Breaking News

Masalah Pluralitas Budaya; Menuju ke Paham Pluralisme


Tulisan Oleh: H. Albar Sentosa Subari*)

Jendelakita.my.id - Di dalam suatu negara yang berbudaya majemuk, seperti Indonesia saat ini, setiap langkah pengembangan kultur politik selalu saja menghadapkan orang kepada keterpaksaan untuk membuat pilihan pilihan atau pemihakan pemihakan yang acap kali rumit.

Terjadinya permasalahan dilematis yang tentunya tidak jarang memusingkan. Di tangan kekuasaan para nasionalis yang lebih menekankan kesatuan dan persatuan dalam segala segi kehidupan, prinsip "bhinneka tunggal Ika" selalu dipakai untuk lebih membenarkan cita cita berketunggalan dari pada untuk lebih mendahulukan perlunya mengapresiasi, "kebhinekaan" dalam awal berbudaya dan bertradisi.

Memang sungguh benar, pada awal eksponen eksponen nasionalis hendak mencoba mengabaikan fungsi budaya budaya etnik itu, atau malah terkesan mereka ini- dengan semangat modernisasi - menghawatirkan akan terjadi nya disrupsi disrupsi apabila kesetiaan kesetiaan tradisional pada segala sesuatu yang bersifat etnik itu terlalu ditenggang dan terangkat ke permukaan, untuk kemudian mengintervensi kan sukuisme ke dalam kehidupan bernegara dan kemudian dari pada itu lalu mengganggu kehidupan nasional.

Perkembangan yang terkesan anti tradisi seperti ini ternyata tidak hanya dapat disimak pada tahap tahap awal tatkala para nasionalis mulai tergugah kesadaran nya untuk berbangsa dan bertanah air pada tingkat nya yang akan Supra dan transernik.

Sampai pun pada tahap implementasi - ialah tatkala kehidupan nasional sudah hendak disempurnakan lewat usaha usaha pembangunan - perkembangan ideologi yang anti - tradisi (dan malahan yang juga anti segala yang terkesan amat a nasional, transnasional dan global) juga tetap saja kuat tersimak.
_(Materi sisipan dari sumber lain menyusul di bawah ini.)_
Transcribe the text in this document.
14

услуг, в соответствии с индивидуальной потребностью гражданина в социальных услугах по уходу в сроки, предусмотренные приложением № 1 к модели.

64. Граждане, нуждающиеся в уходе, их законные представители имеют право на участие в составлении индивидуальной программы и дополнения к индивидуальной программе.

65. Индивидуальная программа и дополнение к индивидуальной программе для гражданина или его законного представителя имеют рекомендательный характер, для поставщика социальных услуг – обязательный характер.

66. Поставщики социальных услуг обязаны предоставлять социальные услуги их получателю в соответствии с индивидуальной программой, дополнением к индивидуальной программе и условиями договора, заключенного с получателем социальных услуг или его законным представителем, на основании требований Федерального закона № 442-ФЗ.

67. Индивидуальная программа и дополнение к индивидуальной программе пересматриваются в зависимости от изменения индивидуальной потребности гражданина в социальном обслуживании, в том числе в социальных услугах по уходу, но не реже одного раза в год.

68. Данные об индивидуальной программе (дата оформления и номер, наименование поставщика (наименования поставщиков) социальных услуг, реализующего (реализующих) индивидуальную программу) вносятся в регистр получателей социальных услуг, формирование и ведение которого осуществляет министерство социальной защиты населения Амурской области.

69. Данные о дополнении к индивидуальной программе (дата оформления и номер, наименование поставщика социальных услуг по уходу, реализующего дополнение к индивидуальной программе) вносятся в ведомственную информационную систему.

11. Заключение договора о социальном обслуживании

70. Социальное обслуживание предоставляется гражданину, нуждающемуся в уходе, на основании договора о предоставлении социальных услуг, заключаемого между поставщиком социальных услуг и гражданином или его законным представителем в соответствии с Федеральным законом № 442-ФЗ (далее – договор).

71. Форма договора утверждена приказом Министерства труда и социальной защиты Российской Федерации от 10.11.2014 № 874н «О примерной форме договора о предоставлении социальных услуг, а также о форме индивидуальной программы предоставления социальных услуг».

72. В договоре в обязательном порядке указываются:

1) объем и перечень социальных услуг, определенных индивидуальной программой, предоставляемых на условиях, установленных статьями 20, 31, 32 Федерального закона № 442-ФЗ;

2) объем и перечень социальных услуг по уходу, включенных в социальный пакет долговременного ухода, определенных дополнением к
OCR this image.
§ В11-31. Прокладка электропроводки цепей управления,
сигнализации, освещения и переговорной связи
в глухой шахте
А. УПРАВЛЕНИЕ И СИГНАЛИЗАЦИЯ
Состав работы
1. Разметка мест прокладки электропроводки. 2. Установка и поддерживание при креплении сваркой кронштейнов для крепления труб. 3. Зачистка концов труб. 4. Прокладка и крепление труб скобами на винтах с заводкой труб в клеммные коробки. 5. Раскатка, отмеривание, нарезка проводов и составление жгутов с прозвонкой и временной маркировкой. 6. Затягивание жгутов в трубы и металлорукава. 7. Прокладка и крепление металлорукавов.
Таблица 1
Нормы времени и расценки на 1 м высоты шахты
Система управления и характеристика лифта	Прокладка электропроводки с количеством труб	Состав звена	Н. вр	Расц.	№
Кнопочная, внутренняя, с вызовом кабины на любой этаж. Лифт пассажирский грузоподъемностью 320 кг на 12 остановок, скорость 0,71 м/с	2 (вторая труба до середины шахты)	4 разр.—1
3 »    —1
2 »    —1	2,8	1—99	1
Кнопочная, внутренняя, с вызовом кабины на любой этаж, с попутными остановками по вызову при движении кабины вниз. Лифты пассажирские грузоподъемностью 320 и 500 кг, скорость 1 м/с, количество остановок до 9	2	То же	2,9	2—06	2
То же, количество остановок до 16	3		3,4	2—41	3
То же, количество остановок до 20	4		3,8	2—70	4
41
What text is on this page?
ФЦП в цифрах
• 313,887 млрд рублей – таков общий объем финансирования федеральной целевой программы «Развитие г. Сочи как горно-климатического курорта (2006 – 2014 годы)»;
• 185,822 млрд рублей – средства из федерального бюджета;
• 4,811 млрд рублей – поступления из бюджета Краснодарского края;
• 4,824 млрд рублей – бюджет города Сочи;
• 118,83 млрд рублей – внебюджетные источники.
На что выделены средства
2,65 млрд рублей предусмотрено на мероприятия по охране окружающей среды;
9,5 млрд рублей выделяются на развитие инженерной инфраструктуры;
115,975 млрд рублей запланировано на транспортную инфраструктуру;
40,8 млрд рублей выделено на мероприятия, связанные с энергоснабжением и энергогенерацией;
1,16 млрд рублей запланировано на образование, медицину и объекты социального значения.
Akan tetapi, nyatalah kemudian bahwa pementingan upaya membangun suprastruktur politik nasional dengan mengabaikan peran instruktur budaya yang ada akan memperbanyak jumlah langkah langkah perekayasaan yang cenderung semena mena dan bersifat otokratik. Modernisasi dan terwujudnya negara bangsa yang kuat, yang selama ini menjadi bagian utama dari cita cita setiap nasionalis, lalu lebih banyak berekpresi serta bermakna sebagai proses transplantasi (yang disebut modernisasi, untuk mentransfer berbagai institusi dari pengalaman bangsa bangsa lain yang berteknologi maju ke kehidupan bangsa sendiri yang dinilai kurang maju) dari pada sebagai proses transformasi (dari yang etnik - lokal ke yang fungsional untuk juga memajukan kehidupan nasional).

Proses modernisasi laky lebih terkesan sebagai proses nasionalisasi atau "negaranisasi' yang terlalu total, tanpa memberi tempat lagi bagi kekayaan kekayaan lokal yang populis untuk leluasa

Dalam kehidupan yang kian mengglobal, dengan kegiatan lintas batas yang kian berganda ganda pula (dalam ihwal demografik, keuangan dan informasi serta isu), menentukan mana yang mayoritas dan mana yang minoritas juga tak lagi mudah. Mereka yang minoritas dalam percaturan nasional sering terpaksa pula harus diperhitungkan sebagai yang mayoritas dalam percaturan transnasional dan demikian sebaliknya. Dalam situasi di mana nasionalisme sudah mulai harus berdampingan dengan kesadaran baru yang disebut globalisme- yang dalam teori maupun dalam praktek acap kali justru kurang menaruh respek pada batas batas teoritis dan atau yuridiksi nasional - tidaklah akan ada jalan lain bagi para eksponen yang nasionalis untuk membangun kultur politik nasional (demi sehatnya kehidupan bernegara) lewat proses proses yang bermula dari bawah.